Der Grund dafür ist vermutlich, daß die enthaltenen (bitteren) Polyphenole ganz oder zum Großteil aus Pressrückständen von Schalen oder Membranen der Früchte stammen dürften. Auch polymerisieren im Herstellungsprozess z.B. die enthaltenen Tannine zu großen Molekülen mit schlechter Bioverfügbarkeit und oxidieren. Dies zeigt sich dann u.a. in der bräunlichen Färbung des Kapselinhaltes.
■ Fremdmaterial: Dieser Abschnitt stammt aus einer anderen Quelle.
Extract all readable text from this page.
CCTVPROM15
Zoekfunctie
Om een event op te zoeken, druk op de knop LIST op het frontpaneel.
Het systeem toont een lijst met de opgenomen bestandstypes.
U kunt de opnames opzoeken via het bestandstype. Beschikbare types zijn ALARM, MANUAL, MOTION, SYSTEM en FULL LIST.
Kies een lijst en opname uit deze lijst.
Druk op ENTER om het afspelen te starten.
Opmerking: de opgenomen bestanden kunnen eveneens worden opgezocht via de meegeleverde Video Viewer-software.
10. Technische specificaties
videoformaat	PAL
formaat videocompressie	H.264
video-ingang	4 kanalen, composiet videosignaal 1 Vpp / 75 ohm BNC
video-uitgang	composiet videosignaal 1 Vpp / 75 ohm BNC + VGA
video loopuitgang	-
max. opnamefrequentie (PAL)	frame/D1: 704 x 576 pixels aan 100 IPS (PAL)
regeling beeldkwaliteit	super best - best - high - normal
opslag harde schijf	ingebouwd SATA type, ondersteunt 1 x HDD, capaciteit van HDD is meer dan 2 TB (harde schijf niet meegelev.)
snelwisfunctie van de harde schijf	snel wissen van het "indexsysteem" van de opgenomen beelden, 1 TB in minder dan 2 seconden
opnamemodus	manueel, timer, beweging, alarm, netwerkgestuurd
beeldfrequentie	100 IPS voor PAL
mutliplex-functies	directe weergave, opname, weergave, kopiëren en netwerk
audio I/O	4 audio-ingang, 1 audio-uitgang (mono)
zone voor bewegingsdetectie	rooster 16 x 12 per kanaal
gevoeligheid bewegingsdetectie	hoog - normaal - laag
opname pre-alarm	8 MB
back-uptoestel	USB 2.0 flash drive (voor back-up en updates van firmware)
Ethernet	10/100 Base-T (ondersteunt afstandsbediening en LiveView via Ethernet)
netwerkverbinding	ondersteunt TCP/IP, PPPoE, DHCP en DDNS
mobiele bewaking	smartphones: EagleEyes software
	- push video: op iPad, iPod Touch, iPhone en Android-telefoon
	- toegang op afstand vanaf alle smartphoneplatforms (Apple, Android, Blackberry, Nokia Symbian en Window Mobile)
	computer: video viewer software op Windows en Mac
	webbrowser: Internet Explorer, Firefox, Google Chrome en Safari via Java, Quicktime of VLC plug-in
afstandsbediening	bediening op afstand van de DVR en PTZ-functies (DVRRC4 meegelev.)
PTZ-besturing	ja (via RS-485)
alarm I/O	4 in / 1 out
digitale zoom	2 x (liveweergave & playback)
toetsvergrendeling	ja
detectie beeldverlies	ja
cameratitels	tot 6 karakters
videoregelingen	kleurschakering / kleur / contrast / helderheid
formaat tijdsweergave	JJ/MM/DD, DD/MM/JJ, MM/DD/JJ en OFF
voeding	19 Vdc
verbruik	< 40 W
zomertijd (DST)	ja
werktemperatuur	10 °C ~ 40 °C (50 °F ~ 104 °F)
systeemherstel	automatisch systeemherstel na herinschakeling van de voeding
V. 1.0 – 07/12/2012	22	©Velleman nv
Das alles soll nicht heißen, dass die Kapseln wirkungslos sind. Es ist aber zweifelhaft, dass die Studienergebnisse mit aus dem Fruchtmark hergestellten Saft so einfach auf die Kapseln übertragbar sind. 

Freundliche Grüße
HWL

----------


## herbertina

Hallo Mitschreiber,
Viel gelesen und och Fragezeichen!
Ich nehme das Jacobs-Elexier seit Monaten und es könnte sein, könnte wohlgemerkt,dass der  Rückgang von PSA 21 auf 16  etwas damit zu tun hat.
Aber seien wir ehrlich, alles was im Forum über die Wirkung geschrieben wird,ist immer mit einem Fragezeichen versehen oder strikt Firmenwerbung.
Was stört: in der Apotheke mehr als 30 Euro, bei Jacobs und 3 Flaschen etwa bei 24 und nun sollen 12 Flaschen unter 20 zu haben sein. Mag mit den Transportkosten zusammenhängen,aber man bevorratet Das Produkt nicht wie Rotwein.Ich bekomme ja Aspirin auch nicht um 1/3 billiger,wenn ich 12 Packungen kaufe und schliesslich ist das Produkt ohnehin nicht gerade billig.

----------


## Berntt

Hallo, möglicherweise beruht die Wirkung bei Prostatakrebs von Granatapfelextrakt ( Pomegranate) auch nur im wesentlichen auf den Östrogengehalt ( wie bei Prostasol)

Gruss Berntt


"Benefit of pomegranate in menopause
Pomegranate extract improves a depressive state and bone properties in menopausal syndrome model ovariectomized mice.
J Ethnopharmacol. 2004 May;92(1):93-101. 
*Pomegranate is known to contain estrogens (estradiol, estrone, and estriol*) and show *estrogenic activities* in mice"

----------


## knut.krueger

Hallo,

Ich möchte die Granatapfeldiskussion noch um meine bevorzugte Variante bereichern. Seit einer Woche esse ich jeden Abend die Fruchtkerne zweier frisch gepflückter Granatäpfel aus unserem eigenen Garten, da ich skeptisch gegen die industriell hergestellten Nahrungsmittelergänzungen bin.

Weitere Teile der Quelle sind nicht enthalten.